Calor triplica venda de água


Por GRACIELLI NOCELLI

16/10/2014 às 06h00

As altas temperaturas registradas em Juiz de Fora aqueceram também o comércio. Para se refrescarem, os juiz-foranos aumentaram a procura por produtos típicos do calor como água, cerveja, picolés e sorvetes. Em alguns estabelecimentos da cidade, as vendas triplicaram. A expectativa é que os negócios continuem bem nos próximos dias, já que o calor não deve ceder, e a Cesama anunciou ontem o rodízio no abastecimento de água. De acordo com o Instituto Nacional de Meteorologia (Inmet), na última terça-feira, a cidade registrou a maior temperatura dos últimos 45 anos: 36,2 graus. A previsão é que tempo continue quente ao longo da semana.

Com o calor, a demanda dos consumidores triplicou no Disk Água Zona Norte. “Nas últimas três semanas, os pedidos aumentaram muito”, conta a secretária do estabelecimento, Marisa Dias. A situação é semelhante na Distribuidora de Água Gerais. “A procura é grande tanto pelos galões de 20 litros quanto pelas garrafinhas”, afirma a vendedora Larissa Lobo. O crescimento das vendas em outubro surpreende. De acordo com a Associação Brasileira de Indústria de Água Mineral (Abinam), o setor tem nos meses entre dezembro e fevereiro o melhor momento de vendas.

Já a Associação Brasileira da Indústria de Sorvetes (Abis) afirma que o melhor período de vendas ocorre entre setembro e março. Segundo a entidade, o consumo do produto no país cresceu 80% nos últimos dez anos, e, hoje, o brasileiro consome, em média, seis litros de sorvete por ano. Nos estabelecimentos de Juiz de Fora, o calor contribui para a concretização das estatísticas. Na sorveteria Bom Clima, o movimento dobrou no último fim de semana. “A demanda deve continuar grande até março”, acredita a atendente Thaís Mendes. Na Sobel, o proprietário José Soares Teixeira tem a mesma expectativa. “Se não tivermos dezembro e janeiro com muitas chuvas, as vendas continuam boas por um bom tempo.”

O calor também pode ser responsável por levantar os índices da venda de cerveja. O setor apresentou queda na produção em agosto e setembro, fazendo com que o terceiro trimestre registrasse redução de 2,1% em relação ao mesmo período de 2013, conforme dados da Associação Brasileira das Indústrias de Cerveja (CervBrasil). No entanto, a expectativa é que de outubro a dezembro, as vendas melhores. Na cidade, a situação já é animadora.

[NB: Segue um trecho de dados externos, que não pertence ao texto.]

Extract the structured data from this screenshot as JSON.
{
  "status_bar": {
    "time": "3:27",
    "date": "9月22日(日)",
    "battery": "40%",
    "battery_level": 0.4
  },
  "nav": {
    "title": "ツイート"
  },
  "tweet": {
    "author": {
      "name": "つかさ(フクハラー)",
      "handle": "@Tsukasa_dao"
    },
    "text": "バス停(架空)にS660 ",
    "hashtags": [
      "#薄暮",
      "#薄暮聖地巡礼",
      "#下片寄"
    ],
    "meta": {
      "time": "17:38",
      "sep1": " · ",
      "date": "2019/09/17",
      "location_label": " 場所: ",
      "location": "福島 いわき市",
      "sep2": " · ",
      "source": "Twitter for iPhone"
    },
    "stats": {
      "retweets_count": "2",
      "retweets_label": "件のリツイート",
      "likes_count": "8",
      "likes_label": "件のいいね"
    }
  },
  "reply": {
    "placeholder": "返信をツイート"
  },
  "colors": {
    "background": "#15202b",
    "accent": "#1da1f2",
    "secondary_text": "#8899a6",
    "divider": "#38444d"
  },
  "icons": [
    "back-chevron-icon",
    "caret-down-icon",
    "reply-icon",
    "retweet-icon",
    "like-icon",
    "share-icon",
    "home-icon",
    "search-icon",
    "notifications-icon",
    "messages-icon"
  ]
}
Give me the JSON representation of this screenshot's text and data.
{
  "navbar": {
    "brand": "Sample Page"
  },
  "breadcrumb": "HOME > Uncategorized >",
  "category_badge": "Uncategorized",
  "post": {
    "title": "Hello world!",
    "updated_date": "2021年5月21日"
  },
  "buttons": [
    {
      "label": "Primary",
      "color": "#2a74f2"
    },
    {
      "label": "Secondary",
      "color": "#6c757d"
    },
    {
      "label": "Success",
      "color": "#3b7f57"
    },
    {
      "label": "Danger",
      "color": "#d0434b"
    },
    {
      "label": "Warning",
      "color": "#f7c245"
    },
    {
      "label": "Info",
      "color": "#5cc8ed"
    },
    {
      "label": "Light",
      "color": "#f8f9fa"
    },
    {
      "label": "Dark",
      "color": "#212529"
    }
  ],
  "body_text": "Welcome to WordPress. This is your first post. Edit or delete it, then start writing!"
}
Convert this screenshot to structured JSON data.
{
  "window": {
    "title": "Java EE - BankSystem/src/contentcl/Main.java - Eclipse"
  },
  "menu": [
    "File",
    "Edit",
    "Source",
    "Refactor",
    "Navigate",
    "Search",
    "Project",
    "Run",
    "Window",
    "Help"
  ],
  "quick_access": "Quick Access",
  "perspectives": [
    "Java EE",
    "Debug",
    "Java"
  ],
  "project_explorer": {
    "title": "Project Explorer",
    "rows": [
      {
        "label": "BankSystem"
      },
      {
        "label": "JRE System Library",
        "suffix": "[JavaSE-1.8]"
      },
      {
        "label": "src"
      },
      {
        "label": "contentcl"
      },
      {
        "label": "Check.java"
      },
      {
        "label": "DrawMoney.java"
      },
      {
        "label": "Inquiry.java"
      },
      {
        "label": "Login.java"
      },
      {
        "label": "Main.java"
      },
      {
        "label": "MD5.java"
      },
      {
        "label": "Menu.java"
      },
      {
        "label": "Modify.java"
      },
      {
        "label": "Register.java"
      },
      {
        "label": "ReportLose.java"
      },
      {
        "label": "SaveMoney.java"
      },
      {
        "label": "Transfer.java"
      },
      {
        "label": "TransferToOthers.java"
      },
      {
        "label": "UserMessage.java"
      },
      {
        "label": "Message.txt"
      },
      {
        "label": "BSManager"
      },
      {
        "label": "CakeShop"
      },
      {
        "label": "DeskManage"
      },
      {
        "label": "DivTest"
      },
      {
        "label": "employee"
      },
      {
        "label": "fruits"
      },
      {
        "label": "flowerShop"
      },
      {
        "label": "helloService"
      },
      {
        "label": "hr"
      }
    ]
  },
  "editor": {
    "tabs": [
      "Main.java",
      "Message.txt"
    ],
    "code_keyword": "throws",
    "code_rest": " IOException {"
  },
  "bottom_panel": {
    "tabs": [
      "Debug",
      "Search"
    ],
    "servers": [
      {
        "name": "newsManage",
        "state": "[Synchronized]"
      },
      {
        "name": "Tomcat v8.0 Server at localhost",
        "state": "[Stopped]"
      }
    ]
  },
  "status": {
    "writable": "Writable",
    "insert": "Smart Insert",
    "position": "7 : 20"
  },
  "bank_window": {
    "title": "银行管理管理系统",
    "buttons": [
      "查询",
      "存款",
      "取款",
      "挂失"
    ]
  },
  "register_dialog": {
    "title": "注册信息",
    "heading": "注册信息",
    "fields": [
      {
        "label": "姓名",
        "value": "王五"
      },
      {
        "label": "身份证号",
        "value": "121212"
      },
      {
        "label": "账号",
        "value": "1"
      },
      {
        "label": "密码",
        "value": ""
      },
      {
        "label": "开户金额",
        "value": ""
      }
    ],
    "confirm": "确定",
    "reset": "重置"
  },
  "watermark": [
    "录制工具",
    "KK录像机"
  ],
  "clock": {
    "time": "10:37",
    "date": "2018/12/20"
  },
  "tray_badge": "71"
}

No Disk Breja Gelada, a demanda pela bebida aumentou até 30% este mês. “Pretendemos ampliar o horário de atendimento para conseguir atender os consumidores”, informa a proprietária Vívian Miguel.

Lavagem ecológica

Além das altas temperaturas, Juiz de Fora enfrenta a falta de chuvas. A situação, aliada à preocupação com a escassez de água, propicia o crescimento da procura pelo serviço de lavagem ecológica realizado por lava a jatos da cidade.

Diferente da lavagem comum, na qual se gasta entre 200 e 500 litros de água por veículo, a ecológica utiliza entre 300 ml e um litro. “No período sem chuvas há mais poeira, então há aumento do número de consumidores no estabelecimento. As pessoas também estão mais conscientes sobre a questão da água”, avalia o proprietário do Dry Up, Robson Nascimento Condé. O sócio do Green Car Lavagem Ecológica Automática, José Guilherme Bellini, concorda. “As pessoas estão se sensibilizando com a causa, o que contribuiu para aumentar a procura pelo serviço.” De acordo com ele, de julho para cá, o movimento cresceu 30%. “Sem chuva, os clientes não usam água para lavar o carro.”